Katanya, suaminya pun pernah mengalami kecelakaan pada sekitar enam atau tujuh tahun belakangan saat akan ke pasar. Kejadiannya, setelah kedua anaknya kecelakaan. Sehingga kaki suami tercintanya mengalami sedikit gangguan berjalan.
Sejak suaminya tersandung hukum, perekonomiannya pun turun drastis. Dulu, suaminya menderes karet di lahan yang terbakar (milik bosnya) itu. Karet itu dijual jika sudah 15 hari, hasilnya bisa mencapai 100 kg hingga 150 kg. Normalnya 100 kg. Harga per kilonya kisaran Rp6 ribu. Jika ditotalkan mencapai Rp900 ribu. "Dengan penghasilan seperti itu tidak cukup. Tapi ya bagaimana lagi. Sementara sekarang hanya mengandalkan hasil jualan kedai yang tak seberapa ini. Kalau dituntut Rp3 miliar dapat uang dari mana," ucap wanita tua yang miliki enam anak ini.
Sebagai informasi, sebelum menjadi petani kerja asongan, suaminya sudah bekerja di kebun itu sejak 1993. Menanam palawija seperti ubi, kacang dan cabai. Namun, kisah itu harus berakhir saat suaminya dipanggil polisi pada Maret 2019.
"Biasanya setiap pagi pukul 09.00 WIB suami saya pergi ke kebun dan menderes karet. Kini sudah tidak lagi. Sejak ditinggal, saya mencoba tanami lagi dengan cabai. Belum ada berbuah. Semoga dalam waktu dekat panen," tuturnya.

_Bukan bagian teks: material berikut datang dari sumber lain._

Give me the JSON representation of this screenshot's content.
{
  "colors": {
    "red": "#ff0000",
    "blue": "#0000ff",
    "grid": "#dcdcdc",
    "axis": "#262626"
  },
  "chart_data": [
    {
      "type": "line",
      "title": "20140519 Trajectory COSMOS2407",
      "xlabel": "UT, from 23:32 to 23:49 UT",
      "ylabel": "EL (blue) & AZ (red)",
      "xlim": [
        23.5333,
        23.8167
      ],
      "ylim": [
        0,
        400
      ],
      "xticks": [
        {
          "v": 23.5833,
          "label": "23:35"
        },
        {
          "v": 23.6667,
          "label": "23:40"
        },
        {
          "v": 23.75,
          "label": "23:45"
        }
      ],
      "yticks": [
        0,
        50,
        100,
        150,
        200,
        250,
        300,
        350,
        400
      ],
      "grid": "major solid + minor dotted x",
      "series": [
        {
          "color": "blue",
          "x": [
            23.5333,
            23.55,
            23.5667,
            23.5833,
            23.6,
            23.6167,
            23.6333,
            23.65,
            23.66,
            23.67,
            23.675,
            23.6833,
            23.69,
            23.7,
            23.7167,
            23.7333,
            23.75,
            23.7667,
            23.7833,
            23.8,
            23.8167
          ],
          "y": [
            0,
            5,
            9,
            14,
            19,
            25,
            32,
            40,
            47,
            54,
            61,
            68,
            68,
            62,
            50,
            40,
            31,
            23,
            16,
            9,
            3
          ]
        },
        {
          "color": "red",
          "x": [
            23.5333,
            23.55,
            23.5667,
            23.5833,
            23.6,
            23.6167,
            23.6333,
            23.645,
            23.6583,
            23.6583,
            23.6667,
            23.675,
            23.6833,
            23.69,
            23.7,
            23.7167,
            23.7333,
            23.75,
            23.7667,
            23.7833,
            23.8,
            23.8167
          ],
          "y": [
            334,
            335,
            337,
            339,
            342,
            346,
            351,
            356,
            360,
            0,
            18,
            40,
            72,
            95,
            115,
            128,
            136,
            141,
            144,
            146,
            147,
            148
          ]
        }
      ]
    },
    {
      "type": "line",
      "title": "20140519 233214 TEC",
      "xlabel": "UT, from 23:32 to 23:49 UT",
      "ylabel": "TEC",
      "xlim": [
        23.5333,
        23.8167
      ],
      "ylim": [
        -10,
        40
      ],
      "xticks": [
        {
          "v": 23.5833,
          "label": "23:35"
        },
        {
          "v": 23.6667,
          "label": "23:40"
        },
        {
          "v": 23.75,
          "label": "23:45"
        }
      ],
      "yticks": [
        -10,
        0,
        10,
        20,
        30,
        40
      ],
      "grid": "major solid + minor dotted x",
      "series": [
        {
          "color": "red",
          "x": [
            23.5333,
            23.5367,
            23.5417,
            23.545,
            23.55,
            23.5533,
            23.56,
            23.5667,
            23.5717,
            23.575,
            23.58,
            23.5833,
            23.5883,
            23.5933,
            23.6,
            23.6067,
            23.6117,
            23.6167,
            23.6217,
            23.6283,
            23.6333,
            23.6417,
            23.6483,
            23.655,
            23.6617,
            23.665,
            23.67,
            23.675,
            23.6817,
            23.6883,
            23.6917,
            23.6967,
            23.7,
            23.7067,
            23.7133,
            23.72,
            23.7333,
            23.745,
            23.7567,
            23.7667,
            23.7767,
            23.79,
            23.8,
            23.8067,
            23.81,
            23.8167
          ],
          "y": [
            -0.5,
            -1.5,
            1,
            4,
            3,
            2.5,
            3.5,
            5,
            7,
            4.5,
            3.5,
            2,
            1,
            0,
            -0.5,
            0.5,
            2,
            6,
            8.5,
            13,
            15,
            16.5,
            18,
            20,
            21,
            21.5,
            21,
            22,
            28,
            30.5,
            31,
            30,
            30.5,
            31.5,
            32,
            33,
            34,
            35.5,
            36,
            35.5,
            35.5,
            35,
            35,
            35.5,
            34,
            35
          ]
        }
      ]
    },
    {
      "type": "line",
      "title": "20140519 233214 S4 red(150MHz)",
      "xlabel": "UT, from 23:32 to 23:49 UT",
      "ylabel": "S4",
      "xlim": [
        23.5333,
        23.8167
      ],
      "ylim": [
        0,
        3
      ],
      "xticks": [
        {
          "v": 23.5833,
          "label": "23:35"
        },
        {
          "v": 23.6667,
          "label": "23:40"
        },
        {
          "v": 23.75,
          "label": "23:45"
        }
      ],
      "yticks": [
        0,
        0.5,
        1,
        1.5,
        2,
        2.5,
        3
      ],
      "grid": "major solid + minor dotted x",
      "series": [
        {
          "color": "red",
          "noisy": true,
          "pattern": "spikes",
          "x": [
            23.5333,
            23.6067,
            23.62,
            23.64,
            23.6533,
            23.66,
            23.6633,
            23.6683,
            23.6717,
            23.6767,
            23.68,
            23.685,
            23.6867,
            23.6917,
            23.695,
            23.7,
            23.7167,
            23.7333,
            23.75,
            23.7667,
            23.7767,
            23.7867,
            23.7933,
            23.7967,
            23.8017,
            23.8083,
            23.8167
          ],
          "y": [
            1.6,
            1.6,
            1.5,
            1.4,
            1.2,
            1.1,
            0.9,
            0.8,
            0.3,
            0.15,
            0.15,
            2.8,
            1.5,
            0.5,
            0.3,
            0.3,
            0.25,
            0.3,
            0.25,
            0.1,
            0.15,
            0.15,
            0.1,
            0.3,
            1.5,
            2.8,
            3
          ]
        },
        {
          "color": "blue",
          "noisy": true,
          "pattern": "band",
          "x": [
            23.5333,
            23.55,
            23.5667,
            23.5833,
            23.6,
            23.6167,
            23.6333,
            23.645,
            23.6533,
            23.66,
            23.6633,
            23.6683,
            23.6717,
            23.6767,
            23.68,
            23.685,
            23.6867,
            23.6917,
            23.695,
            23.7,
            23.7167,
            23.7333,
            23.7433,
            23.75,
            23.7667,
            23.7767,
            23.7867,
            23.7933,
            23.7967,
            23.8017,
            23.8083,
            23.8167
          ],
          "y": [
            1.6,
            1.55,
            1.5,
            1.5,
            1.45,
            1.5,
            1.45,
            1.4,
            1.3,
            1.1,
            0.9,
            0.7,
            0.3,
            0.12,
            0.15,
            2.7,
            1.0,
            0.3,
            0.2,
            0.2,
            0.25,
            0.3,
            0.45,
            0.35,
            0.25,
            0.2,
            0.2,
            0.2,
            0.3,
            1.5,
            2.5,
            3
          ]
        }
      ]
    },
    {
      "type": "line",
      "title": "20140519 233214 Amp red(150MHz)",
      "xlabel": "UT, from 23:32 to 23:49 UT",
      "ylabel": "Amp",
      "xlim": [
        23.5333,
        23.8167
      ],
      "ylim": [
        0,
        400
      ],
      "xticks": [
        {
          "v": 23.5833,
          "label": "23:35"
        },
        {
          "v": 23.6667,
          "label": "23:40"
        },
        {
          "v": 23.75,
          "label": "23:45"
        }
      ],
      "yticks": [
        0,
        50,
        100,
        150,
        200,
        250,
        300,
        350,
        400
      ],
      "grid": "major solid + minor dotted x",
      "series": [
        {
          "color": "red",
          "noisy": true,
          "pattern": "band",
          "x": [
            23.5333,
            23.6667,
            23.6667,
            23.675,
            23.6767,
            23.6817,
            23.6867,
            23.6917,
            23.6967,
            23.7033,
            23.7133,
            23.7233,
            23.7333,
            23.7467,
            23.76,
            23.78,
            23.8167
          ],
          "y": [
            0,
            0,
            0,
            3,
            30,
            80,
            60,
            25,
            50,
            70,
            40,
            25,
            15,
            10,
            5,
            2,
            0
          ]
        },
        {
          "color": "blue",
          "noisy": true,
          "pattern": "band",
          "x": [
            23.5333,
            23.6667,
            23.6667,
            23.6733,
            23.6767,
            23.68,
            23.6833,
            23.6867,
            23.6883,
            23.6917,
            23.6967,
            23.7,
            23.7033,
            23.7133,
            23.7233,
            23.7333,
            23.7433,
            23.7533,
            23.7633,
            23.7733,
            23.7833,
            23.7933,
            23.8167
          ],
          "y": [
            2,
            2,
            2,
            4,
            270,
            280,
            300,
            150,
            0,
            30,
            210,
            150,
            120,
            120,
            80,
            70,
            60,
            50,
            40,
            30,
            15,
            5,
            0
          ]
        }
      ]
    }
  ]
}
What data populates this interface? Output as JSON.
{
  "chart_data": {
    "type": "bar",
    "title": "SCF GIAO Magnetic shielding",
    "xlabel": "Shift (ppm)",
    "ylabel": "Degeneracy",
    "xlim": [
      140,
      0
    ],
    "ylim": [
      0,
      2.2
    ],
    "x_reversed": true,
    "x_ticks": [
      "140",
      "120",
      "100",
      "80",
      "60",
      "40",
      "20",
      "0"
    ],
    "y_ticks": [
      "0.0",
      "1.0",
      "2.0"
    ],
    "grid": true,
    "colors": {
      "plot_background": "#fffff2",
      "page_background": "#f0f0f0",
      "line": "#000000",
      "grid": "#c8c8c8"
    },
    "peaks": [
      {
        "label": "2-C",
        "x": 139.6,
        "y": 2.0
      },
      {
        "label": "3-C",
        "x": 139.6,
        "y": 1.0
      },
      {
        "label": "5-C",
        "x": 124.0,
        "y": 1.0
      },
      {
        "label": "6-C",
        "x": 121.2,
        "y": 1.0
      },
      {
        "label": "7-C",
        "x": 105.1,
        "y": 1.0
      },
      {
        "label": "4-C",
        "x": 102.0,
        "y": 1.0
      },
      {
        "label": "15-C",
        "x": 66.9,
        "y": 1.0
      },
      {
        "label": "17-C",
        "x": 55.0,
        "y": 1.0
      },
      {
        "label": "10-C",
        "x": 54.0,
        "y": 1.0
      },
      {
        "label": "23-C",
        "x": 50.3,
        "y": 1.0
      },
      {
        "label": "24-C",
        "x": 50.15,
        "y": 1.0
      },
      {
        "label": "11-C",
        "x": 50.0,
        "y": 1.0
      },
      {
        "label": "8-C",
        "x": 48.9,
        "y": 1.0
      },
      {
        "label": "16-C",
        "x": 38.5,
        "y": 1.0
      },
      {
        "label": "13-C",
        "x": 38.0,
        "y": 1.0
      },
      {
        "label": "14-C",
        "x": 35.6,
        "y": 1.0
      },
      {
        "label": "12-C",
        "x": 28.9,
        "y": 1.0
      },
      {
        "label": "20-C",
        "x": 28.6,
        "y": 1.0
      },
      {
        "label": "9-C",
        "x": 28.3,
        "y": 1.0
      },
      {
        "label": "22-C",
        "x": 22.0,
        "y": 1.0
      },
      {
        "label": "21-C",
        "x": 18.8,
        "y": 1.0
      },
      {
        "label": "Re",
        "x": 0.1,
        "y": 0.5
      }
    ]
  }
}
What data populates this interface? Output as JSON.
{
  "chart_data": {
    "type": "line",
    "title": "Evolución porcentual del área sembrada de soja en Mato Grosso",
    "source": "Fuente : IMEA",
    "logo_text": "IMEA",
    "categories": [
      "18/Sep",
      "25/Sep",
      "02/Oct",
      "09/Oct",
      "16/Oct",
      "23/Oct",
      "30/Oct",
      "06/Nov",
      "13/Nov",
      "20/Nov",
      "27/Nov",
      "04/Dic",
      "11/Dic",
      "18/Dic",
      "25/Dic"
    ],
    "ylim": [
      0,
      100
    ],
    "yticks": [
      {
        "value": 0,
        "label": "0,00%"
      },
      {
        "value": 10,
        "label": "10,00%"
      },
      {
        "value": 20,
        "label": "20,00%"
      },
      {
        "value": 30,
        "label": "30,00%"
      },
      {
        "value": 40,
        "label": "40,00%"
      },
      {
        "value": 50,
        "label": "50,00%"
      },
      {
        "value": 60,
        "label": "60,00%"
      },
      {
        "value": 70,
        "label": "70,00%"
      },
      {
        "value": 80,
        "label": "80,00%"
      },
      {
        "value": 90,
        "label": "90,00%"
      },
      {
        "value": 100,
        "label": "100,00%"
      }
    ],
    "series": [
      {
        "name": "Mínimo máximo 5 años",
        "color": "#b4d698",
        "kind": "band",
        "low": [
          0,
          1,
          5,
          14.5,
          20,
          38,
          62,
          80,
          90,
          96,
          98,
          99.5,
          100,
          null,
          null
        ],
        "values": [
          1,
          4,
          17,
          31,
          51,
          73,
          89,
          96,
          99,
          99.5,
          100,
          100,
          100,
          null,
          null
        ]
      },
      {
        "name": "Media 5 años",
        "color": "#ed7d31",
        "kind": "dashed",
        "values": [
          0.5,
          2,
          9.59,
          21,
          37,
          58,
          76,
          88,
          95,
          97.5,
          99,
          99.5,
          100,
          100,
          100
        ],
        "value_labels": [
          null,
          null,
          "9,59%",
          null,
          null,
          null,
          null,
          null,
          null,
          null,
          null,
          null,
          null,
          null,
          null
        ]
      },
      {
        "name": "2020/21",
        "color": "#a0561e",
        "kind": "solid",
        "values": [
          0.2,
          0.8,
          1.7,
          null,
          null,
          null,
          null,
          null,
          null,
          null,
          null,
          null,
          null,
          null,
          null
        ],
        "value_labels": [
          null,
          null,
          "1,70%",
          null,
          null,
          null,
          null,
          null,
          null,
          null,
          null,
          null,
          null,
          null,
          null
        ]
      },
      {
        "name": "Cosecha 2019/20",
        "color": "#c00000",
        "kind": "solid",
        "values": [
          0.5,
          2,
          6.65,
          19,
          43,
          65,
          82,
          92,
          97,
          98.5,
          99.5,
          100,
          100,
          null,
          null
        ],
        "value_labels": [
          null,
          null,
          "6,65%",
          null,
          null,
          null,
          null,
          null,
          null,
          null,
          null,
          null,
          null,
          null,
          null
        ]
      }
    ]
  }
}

Saat sidang Selasa (21/1), ia ikut hadir. Kepada pengacaranya sangat memohon agar vonis pada suaminya bisa seringan mungkin atau bahkan jika bisa dibebaskan. "Saya shock sambil nangis karena tuntutan jaksa dan meminta pengacara agar bisa membela suami. Dan saya juga ingin hakim benar-benar adil saat sidang putusan selanjutnya," kisahnya.
Di waktu yang sama, anaknya yang nomor dua turut menceritakan, saat penangkapan ayahnya. "Waktu itu pukul 09.00 WIB ayah pergi ke kebun untuk bersih-bersih. Kemudian menumpukan hasil yang dibabat termasuk ada tumbuhan semak belukar kecil. Kemudian dibakar agar bersih sekitar pukul 11.00 WIB," paparnya.